I use Nsight
as an IDE to develop CUDA
programs:
Use nvprof
to measure the load efficiency
and store efficiency
of accessing global memory:
$ nvprof --devices 2 --metrics gld_efficiency,gst_efficiency ./cuHE_opt
................... CRT polynomial Terminated ...................
==1443== Profiling application: ./cuHE_opt
==1443== Profiling result:
==1443== Metric result:
Invocations Metric NameMetric Description Min Max Avg
Device "Tesla K80 (2)"
Kernel: gpu_cuHE_crt(unsigned int*, unsigned int*, int, int, int, int)
1gld_efficiency Global Memory Load Efficiency 62.50% 62.50% 62.50%
1gst_efficiencyGlobal Memory Store Efficiency 100.00% 100.00% 100.00%
Kernel: gpu_crt(unsigned int*, unsigned int*, int, int, int, int)
1gld_efficiency Global Memory Load Efficiency 39.77% 39.77% 39.77%
1gst_efficiencyGlobal Memory Store Efficiency 100.00% 100.00% 100.00%
But if I use nvcc
to compile the program directly:
nvcc -arch=sm_37 cuHE_opt.cu -o cuHE_opt
The nvprof
displays the different measuring results:
$ nvprof --devices 2 --metrics gld_efficiency,gst_efficiency ./cuHE_opt
......
................... CRT polynomial Terminated ...................

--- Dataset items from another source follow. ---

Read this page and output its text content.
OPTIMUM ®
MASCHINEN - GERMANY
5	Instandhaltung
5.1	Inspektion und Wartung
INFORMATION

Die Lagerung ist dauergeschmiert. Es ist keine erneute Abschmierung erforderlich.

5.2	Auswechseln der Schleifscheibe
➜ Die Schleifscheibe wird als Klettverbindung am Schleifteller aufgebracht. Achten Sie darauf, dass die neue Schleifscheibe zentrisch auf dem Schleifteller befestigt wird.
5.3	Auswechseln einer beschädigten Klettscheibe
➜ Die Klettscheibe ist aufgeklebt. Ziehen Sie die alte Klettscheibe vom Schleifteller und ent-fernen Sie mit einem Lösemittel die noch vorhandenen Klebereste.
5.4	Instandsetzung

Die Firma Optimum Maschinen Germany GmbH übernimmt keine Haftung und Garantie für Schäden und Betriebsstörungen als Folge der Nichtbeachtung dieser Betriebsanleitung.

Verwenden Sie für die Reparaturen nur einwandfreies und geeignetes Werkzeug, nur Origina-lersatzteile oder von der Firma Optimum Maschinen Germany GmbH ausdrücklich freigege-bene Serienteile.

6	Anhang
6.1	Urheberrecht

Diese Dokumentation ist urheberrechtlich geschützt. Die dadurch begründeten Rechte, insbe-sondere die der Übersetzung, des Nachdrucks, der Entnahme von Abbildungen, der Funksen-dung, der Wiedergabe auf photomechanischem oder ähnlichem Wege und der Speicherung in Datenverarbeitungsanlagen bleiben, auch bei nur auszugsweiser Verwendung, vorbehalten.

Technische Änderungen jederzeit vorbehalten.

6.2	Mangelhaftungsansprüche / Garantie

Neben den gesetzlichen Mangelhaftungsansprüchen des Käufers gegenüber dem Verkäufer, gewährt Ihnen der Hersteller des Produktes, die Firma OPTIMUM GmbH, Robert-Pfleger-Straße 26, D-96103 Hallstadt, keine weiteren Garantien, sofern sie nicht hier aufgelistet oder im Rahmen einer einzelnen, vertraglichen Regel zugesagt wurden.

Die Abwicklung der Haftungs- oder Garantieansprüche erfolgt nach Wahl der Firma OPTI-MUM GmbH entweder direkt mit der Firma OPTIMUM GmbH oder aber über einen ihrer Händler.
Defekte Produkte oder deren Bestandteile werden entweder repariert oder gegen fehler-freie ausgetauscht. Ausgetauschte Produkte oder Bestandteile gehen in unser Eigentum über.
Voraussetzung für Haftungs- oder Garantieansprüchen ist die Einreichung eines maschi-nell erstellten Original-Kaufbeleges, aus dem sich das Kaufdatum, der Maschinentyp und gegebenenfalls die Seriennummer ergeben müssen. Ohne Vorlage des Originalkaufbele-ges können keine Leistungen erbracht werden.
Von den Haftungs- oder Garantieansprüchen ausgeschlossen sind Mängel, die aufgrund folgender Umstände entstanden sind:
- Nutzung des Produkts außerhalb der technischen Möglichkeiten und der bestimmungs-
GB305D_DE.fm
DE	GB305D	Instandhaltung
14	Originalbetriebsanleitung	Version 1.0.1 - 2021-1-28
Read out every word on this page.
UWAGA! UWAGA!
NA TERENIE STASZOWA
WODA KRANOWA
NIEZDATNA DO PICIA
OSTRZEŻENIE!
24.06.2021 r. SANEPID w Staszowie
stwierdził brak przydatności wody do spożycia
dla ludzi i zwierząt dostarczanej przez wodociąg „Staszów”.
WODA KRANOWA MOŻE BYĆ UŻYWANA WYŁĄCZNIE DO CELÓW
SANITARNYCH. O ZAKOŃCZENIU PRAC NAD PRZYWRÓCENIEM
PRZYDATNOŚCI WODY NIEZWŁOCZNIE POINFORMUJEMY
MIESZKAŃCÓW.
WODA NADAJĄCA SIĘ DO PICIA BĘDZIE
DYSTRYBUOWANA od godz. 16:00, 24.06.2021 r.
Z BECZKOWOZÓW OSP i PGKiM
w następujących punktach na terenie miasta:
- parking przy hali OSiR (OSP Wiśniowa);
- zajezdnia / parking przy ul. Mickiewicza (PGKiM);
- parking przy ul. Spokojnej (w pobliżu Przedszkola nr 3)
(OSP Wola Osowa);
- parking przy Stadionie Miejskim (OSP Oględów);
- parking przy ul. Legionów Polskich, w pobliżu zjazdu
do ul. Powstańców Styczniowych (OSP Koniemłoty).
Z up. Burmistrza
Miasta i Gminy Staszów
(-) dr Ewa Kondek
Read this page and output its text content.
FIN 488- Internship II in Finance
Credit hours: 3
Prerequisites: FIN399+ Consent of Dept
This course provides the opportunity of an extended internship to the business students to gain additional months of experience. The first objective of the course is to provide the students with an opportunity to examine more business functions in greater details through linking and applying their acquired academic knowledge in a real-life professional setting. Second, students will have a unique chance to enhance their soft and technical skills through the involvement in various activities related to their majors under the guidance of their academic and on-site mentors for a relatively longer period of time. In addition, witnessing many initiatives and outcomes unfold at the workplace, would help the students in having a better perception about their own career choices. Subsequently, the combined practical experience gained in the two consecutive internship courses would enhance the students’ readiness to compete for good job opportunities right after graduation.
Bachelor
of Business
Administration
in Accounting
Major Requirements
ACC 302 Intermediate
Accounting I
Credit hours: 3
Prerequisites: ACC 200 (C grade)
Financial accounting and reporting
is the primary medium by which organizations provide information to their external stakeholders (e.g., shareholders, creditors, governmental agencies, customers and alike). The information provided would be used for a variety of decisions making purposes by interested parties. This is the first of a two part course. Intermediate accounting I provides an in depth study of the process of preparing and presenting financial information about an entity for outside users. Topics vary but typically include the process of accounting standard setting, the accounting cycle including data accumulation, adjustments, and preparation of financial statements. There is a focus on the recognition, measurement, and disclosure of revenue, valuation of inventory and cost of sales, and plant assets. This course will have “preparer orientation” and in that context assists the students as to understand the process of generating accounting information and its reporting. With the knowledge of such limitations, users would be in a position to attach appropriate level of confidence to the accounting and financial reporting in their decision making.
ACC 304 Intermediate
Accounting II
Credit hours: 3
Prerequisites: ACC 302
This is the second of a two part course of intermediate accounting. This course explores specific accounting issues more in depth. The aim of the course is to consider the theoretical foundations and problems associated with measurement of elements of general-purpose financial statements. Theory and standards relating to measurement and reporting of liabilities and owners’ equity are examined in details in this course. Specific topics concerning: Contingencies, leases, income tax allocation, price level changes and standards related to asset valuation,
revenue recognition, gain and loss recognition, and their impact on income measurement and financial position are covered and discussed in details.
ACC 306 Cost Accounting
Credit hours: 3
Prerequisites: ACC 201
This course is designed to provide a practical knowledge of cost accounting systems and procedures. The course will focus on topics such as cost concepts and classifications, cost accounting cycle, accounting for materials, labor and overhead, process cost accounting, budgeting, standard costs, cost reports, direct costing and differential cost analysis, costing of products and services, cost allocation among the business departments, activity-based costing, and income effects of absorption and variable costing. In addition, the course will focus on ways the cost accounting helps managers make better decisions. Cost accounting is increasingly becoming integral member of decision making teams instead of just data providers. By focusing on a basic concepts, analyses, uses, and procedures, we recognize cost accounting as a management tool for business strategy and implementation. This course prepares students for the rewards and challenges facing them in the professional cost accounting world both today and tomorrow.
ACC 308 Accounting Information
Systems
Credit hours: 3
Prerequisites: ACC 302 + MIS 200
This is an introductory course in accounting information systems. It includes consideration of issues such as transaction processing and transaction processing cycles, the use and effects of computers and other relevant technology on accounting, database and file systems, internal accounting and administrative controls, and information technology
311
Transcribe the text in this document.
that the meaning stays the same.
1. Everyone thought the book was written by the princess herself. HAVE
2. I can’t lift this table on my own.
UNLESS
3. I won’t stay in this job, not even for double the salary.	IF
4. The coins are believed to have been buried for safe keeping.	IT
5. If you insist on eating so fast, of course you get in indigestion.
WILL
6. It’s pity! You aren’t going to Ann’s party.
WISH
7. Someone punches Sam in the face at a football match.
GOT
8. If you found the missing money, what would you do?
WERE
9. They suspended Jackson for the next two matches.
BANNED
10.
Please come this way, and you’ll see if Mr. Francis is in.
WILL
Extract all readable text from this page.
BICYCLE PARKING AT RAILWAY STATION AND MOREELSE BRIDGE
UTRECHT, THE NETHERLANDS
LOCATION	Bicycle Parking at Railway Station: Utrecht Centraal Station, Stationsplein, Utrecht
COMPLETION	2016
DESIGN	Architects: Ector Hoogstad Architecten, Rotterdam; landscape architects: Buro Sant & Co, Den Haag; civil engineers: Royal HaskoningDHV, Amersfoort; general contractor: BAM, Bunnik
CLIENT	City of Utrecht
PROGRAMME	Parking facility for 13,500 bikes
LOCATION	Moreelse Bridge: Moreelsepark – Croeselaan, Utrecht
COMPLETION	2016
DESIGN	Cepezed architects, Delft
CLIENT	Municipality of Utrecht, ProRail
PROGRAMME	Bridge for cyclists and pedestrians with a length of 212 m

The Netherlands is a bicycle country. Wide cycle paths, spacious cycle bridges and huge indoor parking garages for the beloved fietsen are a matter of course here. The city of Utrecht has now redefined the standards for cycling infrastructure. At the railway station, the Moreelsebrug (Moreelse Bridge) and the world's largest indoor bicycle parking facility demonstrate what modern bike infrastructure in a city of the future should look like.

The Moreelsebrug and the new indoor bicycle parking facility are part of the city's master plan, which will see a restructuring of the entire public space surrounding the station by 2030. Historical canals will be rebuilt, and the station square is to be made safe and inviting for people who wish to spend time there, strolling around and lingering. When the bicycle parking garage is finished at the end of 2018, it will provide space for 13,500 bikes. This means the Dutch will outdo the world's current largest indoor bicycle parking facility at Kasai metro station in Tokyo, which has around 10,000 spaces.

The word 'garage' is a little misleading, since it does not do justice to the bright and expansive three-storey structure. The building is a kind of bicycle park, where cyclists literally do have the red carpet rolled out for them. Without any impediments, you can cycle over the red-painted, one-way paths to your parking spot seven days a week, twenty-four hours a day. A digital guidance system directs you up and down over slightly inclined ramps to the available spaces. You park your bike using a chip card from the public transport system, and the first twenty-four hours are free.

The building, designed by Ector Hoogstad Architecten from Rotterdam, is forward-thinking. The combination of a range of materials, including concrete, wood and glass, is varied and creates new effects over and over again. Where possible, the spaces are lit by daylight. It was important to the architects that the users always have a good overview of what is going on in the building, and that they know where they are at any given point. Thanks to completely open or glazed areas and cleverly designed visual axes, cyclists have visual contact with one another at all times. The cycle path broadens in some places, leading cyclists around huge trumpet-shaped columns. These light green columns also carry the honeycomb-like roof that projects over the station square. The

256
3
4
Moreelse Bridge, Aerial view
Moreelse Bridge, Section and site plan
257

==1801== Profiling application: ./cuHE_opt
==1801== Profiling result:
==1801== Metric result:
Invocations Metric NameMetric Description Min Max Avg
Device "Tesla K80 (2)"
Kernel: gpu_cuHE_crt(unsigned int*, unsigned int*, int, int, int, int)
1gld_efficiency Global Memory Load Efficiency 100.00% 100.00% 100.00%
1gst_efficiencyGlobal Memory Store Efficiency 100.00% 100.00% 100.00%
Kernel: gpu_crt(unsigned int*, unsigned int*, int, int, int, int)
1gld_efficiency Global Memory Load Efficiency 50.00% 50.00% 50.00%
1gst_efficiencyGlobal Memory Store Efficiency 100.00% 100.00% 100.00%
After some investigations, the reason is using -G
compile option in the first case. As the document of nvcc
has mentioned:
--device-debug (-G)
Generate debug information for device code. Turns off all optimizations.
Don't use for profiling; use -lineinfo instead.
So don’t use -G
compile option for profiling CUDA
programs.